São valores exorbitantes que não chegaram à CET (Companhia de Engenharia de Tráfego de São Paulo). Ficaram com a Prefeitura paulistana. E não é só isso: a previsão para 2007 é de que outros R$ 574 milhões em multas cheguem aos cofres municipais. Esta será a maior arrecadação da história.
Ainda pensando nos R$ 3,2 bilhões, caso as determinações do Código de Trânsito Brasileiro tivessem sido seguidas à risca, deste total, R$ 3 bilhões teriam sido investidos “(...) exclusivamente em sinalização, engenharia de tráfego, de campo, policiamento, fiscalização e educação de trânsito”. Porém, a realidade das vias públicas de São Paulo deixa claro que a norma do CTB passou longe de ser cumprida. O dinheiro saiu do bolso do contribuinte sim, mas não cumpriu sua função de promover benefícios, ficando no meio do caminho.
Segundo a CET faltam recursos para implantar soluções viárias compatíveis com o tráfego e as necessidades de segurança de São Paulo. Este é o argumento para que produtos para sinalizações horizontais, por exemplo, amarguem até oito anos em campos de prova da Companhia. Apenas o setor de fiscalização do órgão opera com tecnologia de ponta para que a arrecadação de multas nunca trace um gráfico decrescente. Multar pode. Radares fixos, móveis e lombadas eletrônicas brotam do chão a todo momento.

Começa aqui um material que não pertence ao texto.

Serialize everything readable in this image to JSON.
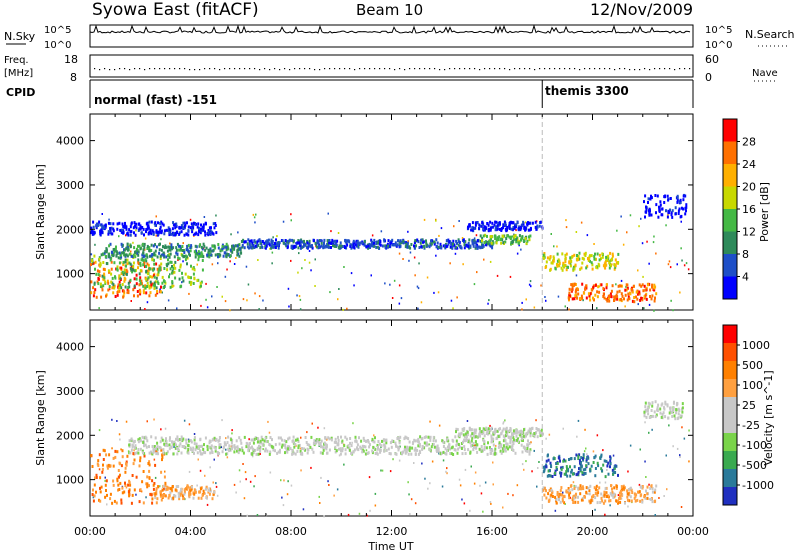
{
  "header": {
    "station": "Syowa East (fitACF)",
    "beam": "Beam 10",
    "date": "12/Nov/2009"
  },
  "left_labels": {
    "nsky": "N.Sky",
    "freq_line1": "Freq.",
    "freq_line2": "[MHz]",
    "cpid": "CPID"
  },
  "right_labels": {
    "nsearch": "N.Search",
    "nave": "Nave"
  },
  "noise_panel": {
    "tick_top": "10^5",
    "tick_bottom": "10^0",
    "right_tick_top": "10^5",
    "right_tick_bottom": "10^0"
  },
  "freq_panel": {
    "left_ticks": [
      "18",
      "8"
    ],
    "right_ticks": [
      "60",
      "0"
    ]
  },
  "cpid_panel": {
    "mode1": "normal (fast) -151",
    "mode2": "themis 3300",
    "switch_time_hours": 18.0
  },
  "colors": {
    "power_scale": [
      "#0000ff",
      "#1e4fc8",
      "#2e8a5a",
      "#44b844",
      "#c8d800",
      "#ffb000",
      "#ff7000",
      "#ff0000"
    ],
    "velocity_scale": [
      "#2030c0",
      "#2a7a9a",
      "#3aaa50",
      "#7ad44a",
      "#c8c8c8",
      "#c8c8c8",
      "#ffa040",
      "#ff8000",
      "#ff5000",
      "#ff0000"
    ]
  },
  "chart_data": [
    {
      "type": "heatmap",
      "title": "Power",
      "ylabel": "Slant Range [km]",
      "xlabel": "Time UT",
      "xlim_hours": [
        0,
        24
      ],
      "ylim": [
        180,
        4600
      ],
      "x_ticks": [
        "00:00",
        "04:00",
        "08:00",
        "12:00",
        "16:00",
        "20:00",
        "00:00"
      ],
      "y_ticks": [
        1000,
        2000,
        3000,
        4000
      ],
      "colorbar": {
        "label": "Power [dB]",
        "ticks": [
          4,
          8,
          12,
          16,
          20,
          24,
          28
        ]
      },
      "regions": [
        {
          "t0": 0.0,
          "t1": 2.8,
          "r0": 500,
          "r1": 1300,
          "level": 6
        },
        {
          "t0": 0.0,
          "t1": 4.5,
          "r0": 700,
          "r1": 1500,
          "level": 3
        },
        {
          "t0": 0.5,
          "t1": 6.0,
          "r0": 1400,
          "r1": 1700,
          "level": 2
        },
        {
          "t0": 0.0,
          "t1": 5.0,
          "r0": 1900,
          "r1": 2200,
          "level": 0
        },
        {
          "t0": 6.0,
          "t1": 16.0,
          "r0": 1600,
          "r1": 1800,
          "level": 1
        },
        {
          "t0": 15.5,
          "t1": 17.5,
          "r0": 1700,
          "r1": 1900,
          "level": 3
        },
        {
          "t0": 15.0,
          "t1": 18.0,
          "r0": 2000,
          "r1": 2200,
          "level": 0
        },
        {
          "t0": 18.0,
          "t1": 21.0,
          "r0": 1100,
          "r1": 1500,
          "level": 4
        },
        {
          "t0": 19.0,
          "t1": 22.5,
          "r0": 400,
          "r1": 800,
          "level": 6
        },
        {
          "t0": 22.0,
          "t1": 23.7,
          "r0": 2300,
          "r1": 2800,
          "level": 0
        }
      ]
    },
    {
      "type": "heatmap",
      "title": "Velocity",
      "ylabel": "Slant Range [km]",
      "xlabel": "Time UT",
      "xlim_hours": [
        0,
        24
      ],
      "ylim": [
        180,
        4600
      ],
      "x_ticks": [
        "00:00",
        "04:00",
        "08:00",
        "12:00",
        "16:00",
        "20:00",
        "00:00"
      ],
      "y_ticks": [
        1000,
        2000,
        3000,
        4000
      ],
      "colorbar": {
        "label": "Velocity [m s^-1]",
        "ticks": [
          1000,
          500,
          100,
          25,
          -25,
          -100,
          -500,
          -1000
        ]
      },
      "regions": [
        {
          "t0": 0.0,
          "t1": 3.0,
          "r0": 500,
          "r1": 1700,
          "level": 7
        },
        {
          "t0": 2.5,
          "t1": 5.0,
          "r0": 600,
          "r1": 900,
          "level": 6
        },
        {
          "t0": 1.5,
          "t1": 17.5,
          "r0": 1600,
          "r1": 2000,
          "level": 4
        },
        {
          "t0": 14.5,
          "t1": 18.0,
          "r0": 2000,
          "r1": 2200,
          "level": 4
        },
        {
          "t0": 18.0,
          "t1": 21.0,
          "r0": 1100,
          "r1": 1600,
          "level": 1
        },
        {
          "t0": 18.0,
          "t1": 22.5,
          "r0": 500,
          "r1": 900,
          "level": 6
        },
        {
          "t0": 22.0,
          "t1": 23.6,
          "r0": 2400,
          "r1": 2800,
          "level": 4
        }
      ]
    }
  ]
}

As vias estão sucateadas. A falta de placas de orientação, de alertas, de semáforos modernos, faixas de solo e outros dispositivos reduzem a fluidez do tráfego e aumentam o índice de acidentes. Nos quilômetros que antecedem a entrada para a Rodovia Castelo Branco, na Marginal do Tietê, por exemplo, caminhoneiros e motoristas de veículos particulares travam uma perigosa disputa por faixas imaginárias, uma vez que a sinalização do solo dali já desapareceu há anos.

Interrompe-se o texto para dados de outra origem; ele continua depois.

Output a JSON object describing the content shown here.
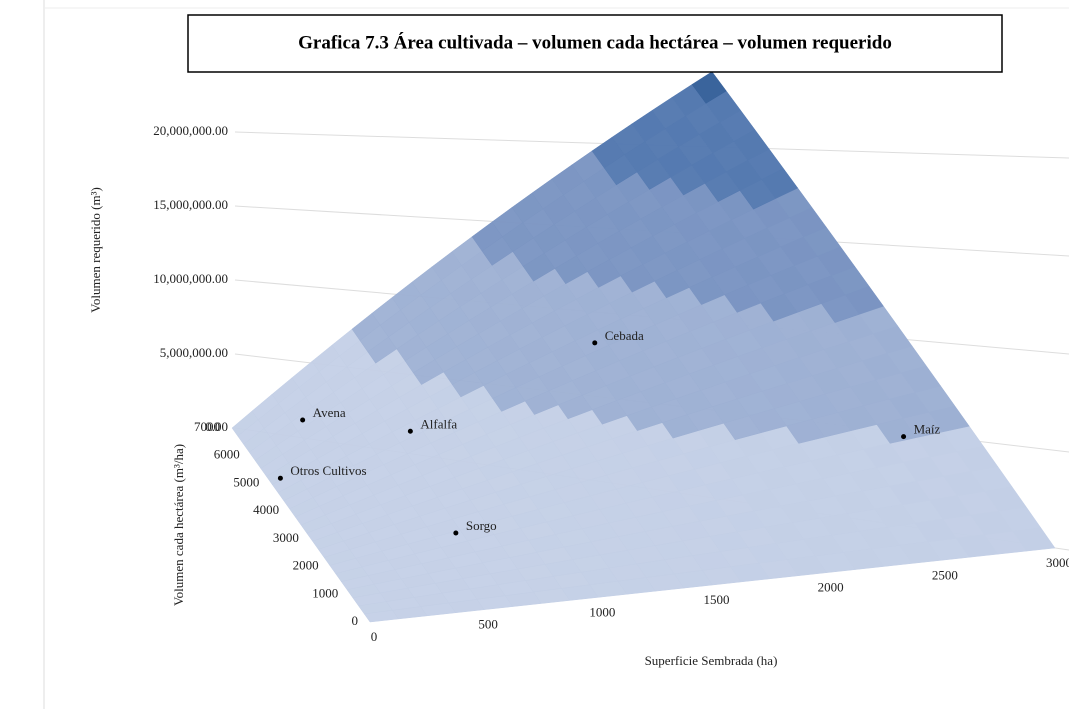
{
  "chart_data": {
    "type": "surface3d",
    "title": "Grafica 7.3 Área cultivada – volumen cada hectárea – volumen requerido",
    "xlabel": "Superficie Sembrada (ha)",
    "ylabel": "Volumen cada hectárea (m³/ha)",
    "zlabel": "Volumen requerido (m³)",
    "xlim": [
      0,
      3000
    ],
    "xticks": [
      0,
      500,
      1000,
      1500,
      2000,
      2500,
      3000
    ],
    "ylim": [
      0,
      7000
    ],
    "yticks": [
      0,
      1000,
      2000,
      3000,
      4000,
      5000,
      6000,
      7000
    ],
    "zlim": [
      0,
      21000000
    ],
    "zticks": [
      {
        "value": 0,
        "label": "0.00"
      },
      {
        "value": 5000000,
        "label": "5,000,000.00"
      },
      {
        "value": 10000000,
        "label": "10,000,000.00"
      },
      {
        "value": 15000000,
        "label": "15,000,000.00"
      },
      {
        "value": 20000000,
        "label": "20,000,000.00"
      }
    ],
    "band_colors": [
      "#c3cfe6",
      "#9db0d3",
      "#7a94c2",
      "#5479b0",
      "#35609a"
    ],
    "points": [
      {
        "name": "Avena",
        "x": 300,
        "y": 6000
      },
      {
        "name": "Otros Cultivos",
        "x": 50,
        "y": 5000
      },
      {
        "name": "Alfalfa",
        "x": 700,
        "y": 4500
      },
      {
        "name": "Sorgo",
        "x": 600,
        "y": 2000
      },
      {
        "name": "Cebada",
        "x": 1700,
        "y": 4500
      },
      {
        "name": "Maíz",
        "x": 2700,
        "y": 1800
      }
    ]
  }
}
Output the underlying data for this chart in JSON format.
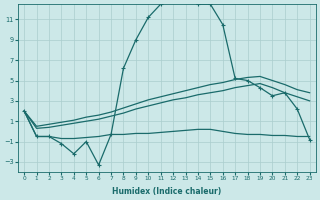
{
  "xlabel": "Humidex (Indice chaleur)",
  "bg_color": "#cce8e8",
  "line_color": "#1a6b6b",
  "grid_color": "#aacece",
  "xlim": [
    -0.5,
    23.5
  ],
  "ylim": [
    -4,
    12.5
  ],
  "yticks": [
    -3,
    -1,
    1,
    3,
    5,
    7,
    9,
    11
  ],
  "xticks": [
    0,
    1,
    2,
    3,
    4,
    5,
    6,
    7,
    8,
    9,
    10,
    11,
    12,
    13,
    14,
    15,
    16,
    17,
    18,
    19,
    20,
    21,
    22,
    23
  ],
  "curve_with_markers": {
    "x": [
      0,
      1,
      2,
      3,
      4,
      5,
      6,
      7,
      8,
      9,
      10,
      11,
      12,
      13,
      14,
      15,
      16,
      17,
      18,
      19,
      20,
      21,
      22,
      23
    ],
    "y": [
      2,
      -0.5,
      -0.5,
      -1.2,
      -2.2,
      -1.0,
      -3.3,
      -0.3,
      6.2,
      9.0,
      11.2,
      12.5,
      13.0,
      13.0,
      12.5,
      12.5,
      10.5,
      5.2,
      5.0,
      4.3,
      3.5,
      3.8,
      2.2,
      -0.8
    ]
  },
  "line_upper": {
    "x": [
      0,
      1,
      2,
      3,
      4,
      5,
      6,
      7,
      8,
      9,
      10,
      11,
      12,
      13,
      14,
      15,
      16,
      17,
      18,
      19,
      20,
      21,
      22,
      23
    ],
    "y": [
      2.0,
      0.5,
      0.7,
      0.9,
      1.1,
      1.4,
      1.6,
      1.9,
      2.3,
      2.7,
      3.1,
      3.4,
      3.7,
      4.0,
      4.3,
      4.6,
      4.8,
      5.1,
      5.3,
      5.4,
      5.0,
      4.6,
      4.1,
      3.8
    ]
  },
  "line_mid": {
    "x": [
      0,
      1,
      2,
      3,
      4,
      5,
      6,
      7,
      8,
      9,
      10,
      11,
      12,
      13,
      14,
      15,
      16,
      17,
      18,
      19,
      20,
      21,
      22,
      23
    ],
    "y": [
      2.0,
      0.3,
      0.4,
      0.6,
      0.8,
      1.0,
      1.2,
      1.5,
      1.8,
      2.2,
      2.5,
      2.8,
      3.1,
      3.3,
      3.6,
      3.8,
      4.0,
      4.3,
      4.5,
      4.7,
      4.3,
      3.8,
      3.4,
      3.0
    ]
  },
  "line_lower": {
    "x": [
      0,
      1,
      2,
      3,
      4,
      5,
      6,
      7,
      8,
      9,
      10,
      11,
      12,
      13,
      14,
      15,
      16,
      17,
      18,
      19,
      20,
      21,
      22,
      23
    ],
    "y": [
      2.0,
      -0.5,
      -0.5,
      -0.7,
      -0.7,
      -0.6,
      -0.5,
      -0.3,
      -0.3,
      -0.2,
      -0.2,
      -0.1,
      0.0,
      0.1,
      0.2,
      0.2,
      0.0,
      -0.2,
      -0.3,
      -0.3,
      -0.4,
      -0.4,
      -0.5,
      -0.5
    ]
  }
}
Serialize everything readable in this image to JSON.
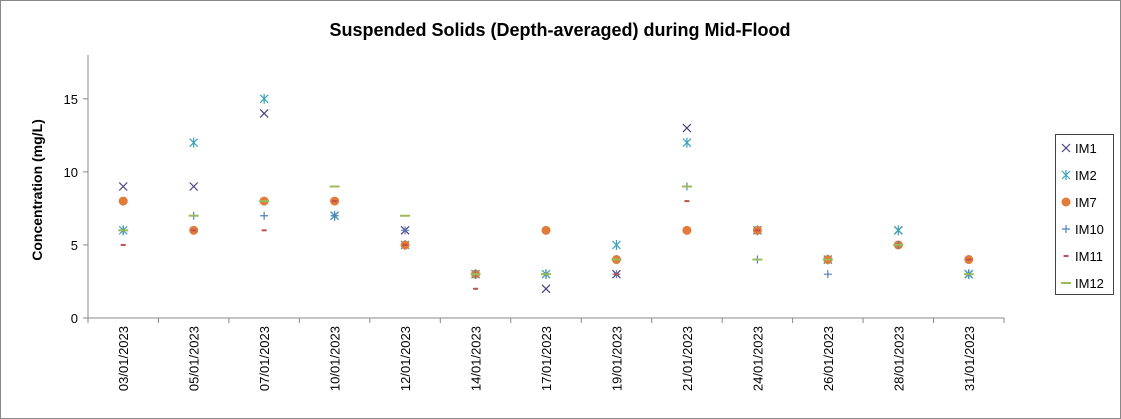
{
  "chart_data": {
    "type": "scatter",
    "title": "Suspended Solids (Depth-averaged) during Mid-Flood",
    "y_label": "Concentration (mg/L)",
    "categories": [
      "03/01/2023",
      "05/01/2023",
      "07/01/2023",
      "10/01/2023",
      "12/01/2023",
      "14/01/2023",
      "17/01/2023",
      "19/01/2023",
      "21/01/2023",
      "24/01/2023",
      "26/01/2023",
      "28/01/2023",
      "31/01/2023"
    ],
    "series": [
      {
        "name": "IM1",
        "color": "#4b3f7e",
        "marker": "x",
        "values": [
          9,
          9,
          14,
          7,
          6,
          3,
          2,
          3,
          13,
          6,
          4,
          6,
          3
        ]
      },
      {
        "name": "IM2",
        "color": "#3aa3b8",
        "marker": "star",
        "values": [
          6,
          12,
          15,
          7,
          5,
          3,
          3,
          5,
          12,
          6,
          4,
          6,
          3
        ]
      },
      {
        "name": "IM7",
        "color": "#e07b39",
        "marker": "circle",
        "values": [
          8,
          6,
          8,
          8,
          5,
          3,
          6,
          4,
          6,
          6,
          4,
          5,
          4
        ]
      },
      {
        "name": "IM10",
        "color": "#4f81bd",
        "marker": "plus",
        "values": [
          6,
          7,
          7,
          7,
          6,
          3,
          3,
          3,
          9,
          4,
          3,
          5,
          3
        ]
      },
      {
        "name": "IM11",
        "color": "#c0504d",
        "marker": "dash",
        "values": [
          5,
          6,
          6,
          8,
          5,
          2,
          3,
          3,
          8,
          6,
          4,
          5,
          4
        ]
      },
      {
        "name": "IM12",
        "color": "#9bbb59",
        "marker": "long-dash",
        "values": [
          6,
          7,
          8,
          9,
          7,
          3,
          3,
          4,
          9,
          4,
          4,
          5,
          3
        ]
      }
    ],
    "ylim": [
      0,
      18
    ],
    "yticks": [
      0,
      5,
      10,
      15
    ],
    "legend": "right"
  }
}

Em dias de chuva e à noite a questão se complica ainda mais. A completa escassez destas faixas de sinalização ou a presença destas sem a devida retrorrefletância (componentes adicionados na tinta sinalizatória para promover a visão noturna das faixas) contribuem para que o motorista paulistano ande às cegas por ruas que pecam também pela má iluminação.
O presidente da CET, Roberto Scaringella, assegurou, em entrevista à imprensa, que 110 mil metros quadrados de sinalização horizontal serão recuperados nas ruas de São Paulo no segundo semestre. Entre janeiro e junho, apenas 10 mil metros quadrados foram refeitos. O investimento de R$ 90 milhões virá de verba adicional liberada pela Prefeitura. Isso mesmo. Adicional. Como se a CET tivesse passando o chapéu, mesmo diante da entrada de recursos (leia-se multas) que, via de regra, caberia à Companhia. Sem choro nem vela. Verba para melhorar as condições de tráfego existe. Basta cumprir a lei.
* Áurea Rangel é química, mestre em engenharia de materiais e diretora executiva da Hot Line.